Iche had good intentions quite all right for his rural kinsmen. This is commendable since it was the wish expressed by his father on his death bed; however, his disposition towards their social problems as well as his response to some of their concerns was as insensitive as they were arrogant. With a first degree in Philosophy, A Master’s degree in Epistemology, and a Ph.D. in African Metaphysics and Realism, all from the University of Toronto, he was clearly conceited and the outcome of his reformist mission in Ezum was easy to foretell. He was operating from a different wavelength and it was to be expected that his esoteric ideas as well as his blunt refusal to adapt to the locals would only bring him in confrontation with entrenched beliefs. And ultimately to the personal failures that dotted his life.
Like Chinua Achebe’s Things Fall Apart, The Maverick is plotted in a rural African setting with a single with central figure whose rise or fall depended on how he responded to his conviction and issues in the society around him. For Things Fall Apart, it was Okonkwo, and for The Maverick, it was Iche Obeke. Their struggles in their societies are however inverse: while Okonkwo was the symbol of Umoofia’s resistance against the intrinsic cultures of the White man, Iche was the educated local who wished to spearhead the drive to develop Ezum by setting aside its long cherished cultures and traditions. Both ended tragically: while Okonkwo committed suicide out of frustration, Iche’s character and eccentricity got the better of him, so much that he failed in the most important things he set out to accomplish. Everything including his cherished marriage failed, leaving him with a family that became the butt of jokes.

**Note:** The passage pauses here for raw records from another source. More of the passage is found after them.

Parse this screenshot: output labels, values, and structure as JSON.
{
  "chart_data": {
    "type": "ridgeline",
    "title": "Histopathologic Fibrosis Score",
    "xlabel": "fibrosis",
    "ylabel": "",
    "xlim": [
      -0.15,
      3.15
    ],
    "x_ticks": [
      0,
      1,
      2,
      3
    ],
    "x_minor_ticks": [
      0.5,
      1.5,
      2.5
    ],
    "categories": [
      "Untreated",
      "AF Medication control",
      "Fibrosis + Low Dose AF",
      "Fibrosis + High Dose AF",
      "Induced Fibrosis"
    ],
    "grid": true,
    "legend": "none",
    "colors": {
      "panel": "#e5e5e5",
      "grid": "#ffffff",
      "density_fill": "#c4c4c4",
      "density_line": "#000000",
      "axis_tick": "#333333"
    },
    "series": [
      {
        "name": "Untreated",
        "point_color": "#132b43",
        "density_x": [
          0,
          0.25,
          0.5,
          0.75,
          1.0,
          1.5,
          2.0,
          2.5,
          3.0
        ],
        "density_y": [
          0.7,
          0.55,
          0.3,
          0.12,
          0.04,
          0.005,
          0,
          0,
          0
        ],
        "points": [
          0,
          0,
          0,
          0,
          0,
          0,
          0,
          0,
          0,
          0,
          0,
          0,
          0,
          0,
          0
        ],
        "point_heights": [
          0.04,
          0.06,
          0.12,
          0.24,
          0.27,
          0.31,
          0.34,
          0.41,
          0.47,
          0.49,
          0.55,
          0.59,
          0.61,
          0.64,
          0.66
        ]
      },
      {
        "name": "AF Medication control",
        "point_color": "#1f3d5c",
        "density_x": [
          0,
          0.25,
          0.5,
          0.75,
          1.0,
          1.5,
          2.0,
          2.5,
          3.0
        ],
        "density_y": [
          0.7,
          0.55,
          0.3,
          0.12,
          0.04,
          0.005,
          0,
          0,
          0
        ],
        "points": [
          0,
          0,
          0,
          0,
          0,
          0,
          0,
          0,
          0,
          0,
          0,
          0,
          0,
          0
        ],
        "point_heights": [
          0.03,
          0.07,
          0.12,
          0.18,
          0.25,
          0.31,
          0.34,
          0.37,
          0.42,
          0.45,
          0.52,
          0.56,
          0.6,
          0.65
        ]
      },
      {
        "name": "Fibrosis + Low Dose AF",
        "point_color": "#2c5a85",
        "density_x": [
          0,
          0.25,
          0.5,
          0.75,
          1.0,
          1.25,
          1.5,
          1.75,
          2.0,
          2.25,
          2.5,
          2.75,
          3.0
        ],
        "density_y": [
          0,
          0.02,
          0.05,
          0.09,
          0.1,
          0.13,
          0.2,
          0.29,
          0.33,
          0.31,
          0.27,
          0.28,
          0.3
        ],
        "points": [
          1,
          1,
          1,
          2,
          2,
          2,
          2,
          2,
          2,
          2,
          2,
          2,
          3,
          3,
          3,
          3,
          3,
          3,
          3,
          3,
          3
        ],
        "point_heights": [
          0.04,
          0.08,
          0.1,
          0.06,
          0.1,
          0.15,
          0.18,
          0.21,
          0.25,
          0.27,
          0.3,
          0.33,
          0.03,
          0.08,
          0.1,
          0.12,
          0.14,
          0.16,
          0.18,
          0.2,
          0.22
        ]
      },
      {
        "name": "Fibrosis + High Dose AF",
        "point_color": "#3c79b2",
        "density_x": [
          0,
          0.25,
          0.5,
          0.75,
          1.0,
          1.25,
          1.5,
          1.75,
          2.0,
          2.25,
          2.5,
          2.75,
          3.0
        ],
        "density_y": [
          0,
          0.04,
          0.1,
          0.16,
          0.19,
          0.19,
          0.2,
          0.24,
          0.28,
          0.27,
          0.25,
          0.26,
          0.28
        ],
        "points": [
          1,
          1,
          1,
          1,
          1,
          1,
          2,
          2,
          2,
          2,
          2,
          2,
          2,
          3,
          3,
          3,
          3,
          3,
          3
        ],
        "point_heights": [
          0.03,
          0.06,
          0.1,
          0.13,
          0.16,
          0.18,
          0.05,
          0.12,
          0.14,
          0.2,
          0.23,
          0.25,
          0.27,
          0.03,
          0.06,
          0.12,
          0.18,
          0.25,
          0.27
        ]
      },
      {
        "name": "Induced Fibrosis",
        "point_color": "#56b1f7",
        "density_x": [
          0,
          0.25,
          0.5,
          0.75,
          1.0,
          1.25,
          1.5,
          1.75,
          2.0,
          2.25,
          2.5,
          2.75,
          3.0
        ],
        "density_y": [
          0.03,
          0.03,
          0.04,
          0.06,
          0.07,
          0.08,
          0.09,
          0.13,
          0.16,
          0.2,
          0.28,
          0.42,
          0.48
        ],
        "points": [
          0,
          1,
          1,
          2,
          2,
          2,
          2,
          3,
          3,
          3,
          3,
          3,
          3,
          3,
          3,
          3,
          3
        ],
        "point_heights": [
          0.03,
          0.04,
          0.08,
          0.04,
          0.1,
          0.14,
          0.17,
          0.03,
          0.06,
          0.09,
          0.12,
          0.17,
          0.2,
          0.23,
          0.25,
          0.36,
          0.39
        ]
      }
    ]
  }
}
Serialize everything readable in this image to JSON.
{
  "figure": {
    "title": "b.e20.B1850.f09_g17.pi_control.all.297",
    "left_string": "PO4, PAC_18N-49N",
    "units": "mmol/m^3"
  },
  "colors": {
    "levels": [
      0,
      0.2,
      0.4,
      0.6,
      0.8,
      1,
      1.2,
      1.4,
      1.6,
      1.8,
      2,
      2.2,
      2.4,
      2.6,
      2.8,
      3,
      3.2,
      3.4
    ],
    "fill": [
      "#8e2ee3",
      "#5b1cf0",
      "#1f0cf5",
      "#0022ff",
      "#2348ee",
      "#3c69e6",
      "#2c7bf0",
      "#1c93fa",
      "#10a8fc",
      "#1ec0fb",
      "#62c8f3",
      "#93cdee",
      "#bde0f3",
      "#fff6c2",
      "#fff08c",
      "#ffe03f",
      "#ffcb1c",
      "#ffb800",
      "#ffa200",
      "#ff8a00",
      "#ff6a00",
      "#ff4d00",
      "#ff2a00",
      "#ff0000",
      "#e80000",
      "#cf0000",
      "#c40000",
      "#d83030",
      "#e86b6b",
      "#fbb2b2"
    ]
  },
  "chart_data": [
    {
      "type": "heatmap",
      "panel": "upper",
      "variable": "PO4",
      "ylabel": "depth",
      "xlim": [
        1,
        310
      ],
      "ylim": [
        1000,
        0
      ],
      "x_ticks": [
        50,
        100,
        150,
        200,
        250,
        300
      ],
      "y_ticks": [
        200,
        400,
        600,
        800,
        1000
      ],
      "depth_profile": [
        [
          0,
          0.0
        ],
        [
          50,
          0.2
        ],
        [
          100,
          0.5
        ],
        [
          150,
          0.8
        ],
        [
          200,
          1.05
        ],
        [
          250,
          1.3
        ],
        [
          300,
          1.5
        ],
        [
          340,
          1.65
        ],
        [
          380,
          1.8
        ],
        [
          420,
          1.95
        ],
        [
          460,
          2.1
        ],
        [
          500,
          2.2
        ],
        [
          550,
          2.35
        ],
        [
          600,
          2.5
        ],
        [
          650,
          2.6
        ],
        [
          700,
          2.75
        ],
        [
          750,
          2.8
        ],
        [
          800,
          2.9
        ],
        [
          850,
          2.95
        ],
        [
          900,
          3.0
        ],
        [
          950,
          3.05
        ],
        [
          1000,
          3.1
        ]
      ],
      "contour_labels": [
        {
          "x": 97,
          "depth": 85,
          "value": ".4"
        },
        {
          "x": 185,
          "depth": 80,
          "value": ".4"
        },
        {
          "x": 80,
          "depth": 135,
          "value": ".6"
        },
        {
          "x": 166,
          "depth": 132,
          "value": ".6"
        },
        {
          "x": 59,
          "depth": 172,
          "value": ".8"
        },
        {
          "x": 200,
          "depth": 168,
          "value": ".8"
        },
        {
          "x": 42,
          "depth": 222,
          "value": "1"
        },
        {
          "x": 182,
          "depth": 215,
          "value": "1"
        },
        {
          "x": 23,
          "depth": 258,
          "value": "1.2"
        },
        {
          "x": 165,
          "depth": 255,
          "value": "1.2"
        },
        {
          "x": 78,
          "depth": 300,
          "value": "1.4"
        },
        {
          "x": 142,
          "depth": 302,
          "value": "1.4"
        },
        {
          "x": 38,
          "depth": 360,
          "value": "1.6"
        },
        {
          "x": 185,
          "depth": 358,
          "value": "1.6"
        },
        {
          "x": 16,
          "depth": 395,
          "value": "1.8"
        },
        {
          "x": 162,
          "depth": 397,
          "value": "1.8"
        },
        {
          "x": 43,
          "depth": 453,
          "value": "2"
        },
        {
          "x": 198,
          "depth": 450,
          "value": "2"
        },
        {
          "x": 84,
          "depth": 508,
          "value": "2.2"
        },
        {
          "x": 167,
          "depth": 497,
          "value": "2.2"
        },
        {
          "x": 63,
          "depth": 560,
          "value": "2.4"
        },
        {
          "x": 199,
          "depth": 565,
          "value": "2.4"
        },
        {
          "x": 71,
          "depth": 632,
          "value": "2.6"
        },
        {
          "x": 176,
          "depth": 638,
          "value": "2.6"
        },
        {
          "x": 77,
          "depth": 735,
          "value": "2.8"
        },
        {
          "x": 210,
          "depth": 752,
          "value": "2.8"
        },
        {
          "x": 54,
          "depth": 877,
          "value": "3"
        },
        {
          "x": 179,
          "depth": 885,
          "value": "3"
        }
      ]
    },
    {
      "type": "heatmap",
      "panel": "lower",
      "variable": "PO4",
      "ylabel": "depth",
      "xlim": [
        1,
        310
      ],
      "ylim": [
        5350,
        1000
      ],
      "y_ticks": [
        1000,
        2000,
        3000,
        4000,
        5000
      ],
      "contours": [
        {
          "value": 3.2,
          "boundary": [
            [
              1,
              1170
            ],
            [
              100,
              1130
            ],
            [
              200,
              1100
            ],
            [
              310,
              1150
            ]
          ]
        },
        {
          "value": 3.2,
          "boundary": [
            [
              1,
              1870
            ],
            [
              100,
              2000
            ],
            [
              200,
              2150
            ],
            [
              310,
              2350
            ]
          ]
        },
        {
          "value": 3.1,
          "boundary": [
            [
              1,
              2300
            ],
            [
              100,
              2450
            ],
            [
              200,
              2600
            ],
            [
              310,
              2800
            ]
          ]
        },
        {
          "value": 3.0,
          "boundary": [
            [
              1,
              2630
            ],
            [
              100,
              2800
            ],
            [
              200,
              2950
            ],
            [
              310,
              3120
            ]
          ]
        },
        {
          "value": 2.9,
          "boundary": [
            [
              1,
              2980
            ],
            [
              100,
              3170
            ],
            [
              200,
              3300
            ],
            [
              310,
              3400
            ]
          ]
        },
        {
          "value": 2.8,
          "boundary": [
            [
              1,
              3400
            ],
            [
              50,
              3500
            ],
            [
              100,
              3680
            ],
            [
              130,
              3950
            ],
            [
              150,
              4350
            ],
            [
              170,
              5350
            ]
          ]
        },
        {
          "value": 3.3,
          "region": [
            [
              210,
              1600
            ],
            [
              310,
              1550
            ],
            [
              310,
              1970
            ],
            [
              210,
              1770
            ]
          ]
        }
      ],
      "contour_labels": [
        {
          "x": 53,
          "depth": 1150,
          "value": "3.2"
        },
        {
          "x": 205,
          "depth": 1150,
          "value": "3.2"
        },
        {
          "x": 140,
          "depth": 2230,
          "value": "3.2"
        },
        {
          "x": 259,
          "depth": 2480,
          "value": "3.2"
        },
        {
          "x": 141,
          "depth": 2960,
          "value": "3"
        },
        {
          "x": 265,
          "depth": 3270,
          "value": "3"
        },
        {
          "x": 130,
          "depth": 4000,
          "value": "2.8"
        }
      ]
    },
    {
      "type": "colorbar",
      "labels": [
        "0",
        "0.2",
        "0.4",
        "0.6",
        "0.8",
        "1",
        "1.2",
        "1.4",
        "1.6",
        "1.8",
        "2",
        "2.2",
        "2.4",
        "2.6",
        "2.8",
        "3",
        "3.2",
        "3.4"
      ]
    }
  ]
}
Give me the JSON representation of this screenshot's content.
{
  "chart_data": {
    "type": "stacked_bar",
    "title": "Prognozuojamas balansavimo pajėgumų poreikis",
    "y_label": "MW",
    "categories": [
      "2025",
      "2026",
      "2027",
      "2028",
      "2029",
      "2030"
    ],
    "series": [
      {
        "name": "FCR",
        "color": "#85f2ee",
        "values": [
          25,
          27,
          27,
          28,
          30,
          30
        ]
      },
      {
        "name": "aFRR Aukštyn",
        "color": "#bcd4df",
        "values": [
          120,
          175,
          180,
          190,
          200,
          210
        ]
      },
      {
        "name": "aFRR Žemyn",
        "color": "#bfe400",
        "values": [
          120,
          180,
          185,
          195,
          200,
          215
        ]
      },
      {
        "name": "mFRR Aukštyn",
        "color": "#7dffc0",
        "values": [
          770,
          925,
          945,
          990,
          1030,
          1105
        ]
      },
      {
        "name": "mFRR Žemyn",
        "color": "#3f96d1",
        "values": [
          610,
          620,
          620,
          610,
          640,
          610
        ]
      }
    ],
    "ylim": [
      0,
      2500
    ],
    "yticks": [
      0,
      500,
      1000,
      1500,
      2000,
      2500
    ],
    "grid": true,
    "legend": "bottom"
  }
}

As I conclude, I must say that Chinedu Aroh did a very good job on this book, but I must point a few flaws. One important ingredient in any novel of this nature, especially with fictional reality, is that it should be believable. All the accounts have to add up. In a few areas of the book, there are gaping holes in the narrative. An example is in Chapter 3 where the author accounted for Iche’s return to Nigeria to meet an empty home after 15 years in Canada. The account said when his father died a year before his return, nobody informed him; he only guessed that the man was dead when his letters stopped coming to Canada. For a man who so influenced his life and his education, that was most improbable. The question a reader would ask is: what happened to mobile phones that have become commonplace? And if Chinedu Aroh had set his mind on those colonial days without mobile phones, like for Things Fall Apart, he probably forgot because he wrote on page 22 that Iche returned to Nigeria through the Akanu Ibiam International Airport. Was Akanu Ibiam an international airport in the colonial days?
There are a few others, but they do not seriously hurt the quality of this book which is of a good plot and structurally compact. Indeed, after reading this book, I promised to nickname Chinedu Aroh the Chinua Achebe of Ezimo. Not just because they share the same CA initials, but because of a similarity in their writing. I changed my mind because in spite of the parallels one can draw from both authors, our own CA is actually carving a niche for himself, and I dare say it is a niche that we will all be proud of at the end.
With five books on the shelf already, including Sweet Mother which was mentioned in the Nigerian Prize for Literature Awards 2011, Chinedu Aroh is an author who is still unravelling. I will not hesitate therefore to commend him and recommend this book to the reading public, especially students of literature and critical thoughts.